The 'TunnelingVignette' script allows you to adjust the following properties:

  • Iris: The mesh used to render the iris.
  • Iris Distance: Sets where the iris hole will appear in z-space.
  • Cage Color: Sets the color of the cage.
  • Iris Depth Material:
  • Iris Color Material:
  • Preview FOV (Degrees): Sets the field-of-view shown in the preview.
  • Preview Alpha: Sets the alpha (how much the main environment fades) in the preview.

The FadeVignetteController script allows you to adjust the following properties:

  • Fade Speed: Sets the speed that the vignette fades in and out at.
  • Iris Speed: Sets the speed that the vignette opens and closes.
  • Alpha Ready Threshold: The minimum alpha that vignette must be at to be considered ready.

Best Practices

When customizing the look and feel of the tunneling vignette, keep the following principles in mind to ensure that your solution reduces motion sickness, as a poor implementation can increase it.

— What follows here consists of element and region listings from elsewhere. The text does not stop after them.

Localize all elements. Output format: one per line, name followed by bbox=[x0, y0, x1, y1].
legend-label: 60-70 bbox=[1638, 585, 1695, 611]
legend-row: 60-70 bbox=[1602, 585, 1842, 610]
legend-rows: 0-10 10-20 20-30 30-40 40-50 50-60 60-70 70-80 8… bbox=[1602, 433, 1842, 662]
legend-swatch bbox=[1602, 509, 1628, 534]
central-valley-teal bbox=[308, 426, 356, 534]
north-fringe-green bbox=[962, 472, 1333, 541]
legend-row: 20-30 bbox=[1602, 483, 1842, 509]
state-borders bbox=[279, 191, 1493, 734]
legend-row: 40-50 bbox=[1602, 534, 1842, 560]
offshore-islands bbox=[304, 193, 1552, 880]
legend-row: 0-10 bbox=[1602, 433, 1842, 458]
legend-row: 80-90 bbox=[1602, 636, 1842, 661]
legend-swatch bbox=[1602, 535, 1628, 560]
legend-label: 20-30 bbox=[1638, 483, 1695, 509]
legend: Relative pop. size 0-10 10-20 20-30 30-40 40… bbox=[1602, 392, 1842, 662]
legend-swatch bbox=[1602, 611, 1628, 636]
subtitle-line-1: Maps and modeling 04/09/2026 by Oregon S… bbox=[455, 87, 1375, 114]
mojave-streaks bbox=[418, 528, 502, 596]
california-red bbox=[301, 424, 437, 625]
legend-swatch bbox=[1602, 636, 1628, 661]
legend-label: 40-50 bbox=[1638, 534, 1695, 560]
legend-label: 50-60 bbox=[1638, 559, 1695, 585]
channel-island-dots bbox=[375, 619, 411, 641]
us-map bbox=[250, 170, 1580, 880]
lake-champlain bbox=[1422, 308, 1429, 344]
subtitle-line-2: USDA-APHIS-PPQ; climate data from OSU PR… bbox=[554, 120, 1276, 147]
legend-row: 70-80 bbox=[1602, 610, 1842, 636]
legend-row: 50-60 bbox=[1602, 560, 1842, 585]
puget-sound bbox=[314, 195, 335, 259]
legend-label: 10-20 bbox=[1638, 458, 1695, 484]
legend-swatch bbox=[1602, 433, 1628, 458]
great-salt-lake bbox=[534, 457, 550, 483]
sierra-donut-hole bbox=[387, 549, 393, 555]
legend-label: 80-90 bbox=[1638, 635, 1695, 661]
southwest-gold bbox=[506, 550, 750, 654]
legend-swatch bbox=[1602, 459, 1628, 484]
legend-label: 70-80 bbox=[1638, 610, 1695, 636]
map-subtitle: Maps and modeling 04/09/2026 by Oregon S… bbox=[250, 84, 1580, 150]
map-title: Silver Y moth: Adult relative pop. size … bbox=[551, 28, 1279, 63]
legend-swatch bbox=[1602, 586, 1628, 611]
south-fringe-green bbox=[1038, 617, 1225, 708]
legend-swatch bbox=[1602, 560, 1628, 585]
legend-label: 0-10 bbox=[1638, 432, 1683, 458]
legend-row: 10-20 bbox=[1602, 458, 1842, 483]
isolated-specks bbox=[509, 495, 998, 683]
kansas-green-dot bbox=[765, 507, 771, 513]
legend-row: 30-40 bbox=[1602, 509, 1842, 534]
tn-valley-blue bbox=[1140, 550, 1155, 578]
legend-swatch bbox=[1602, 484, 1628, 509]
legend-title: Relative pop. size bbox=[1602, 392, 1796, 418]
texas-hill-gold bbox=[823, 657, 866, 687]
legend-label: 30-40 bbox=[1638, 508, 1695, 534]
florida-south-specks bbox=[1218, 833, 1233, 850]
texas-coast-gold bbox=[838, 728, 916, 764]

  1. Motion itself should occur in a restricted field of vision.
  2. There should be a fixed background to anchor the player's motion. High contrast details will help users perceive the background in their periheral vision.
  3. Motion should avoid acceleration and deceleration and use a constant velocity.
  4. Rotation causes more motion sickness than translation, so the field of view should be smaller when doing rotational movement versus translational movement.
  5. The app should maintain a stable horizon during motion.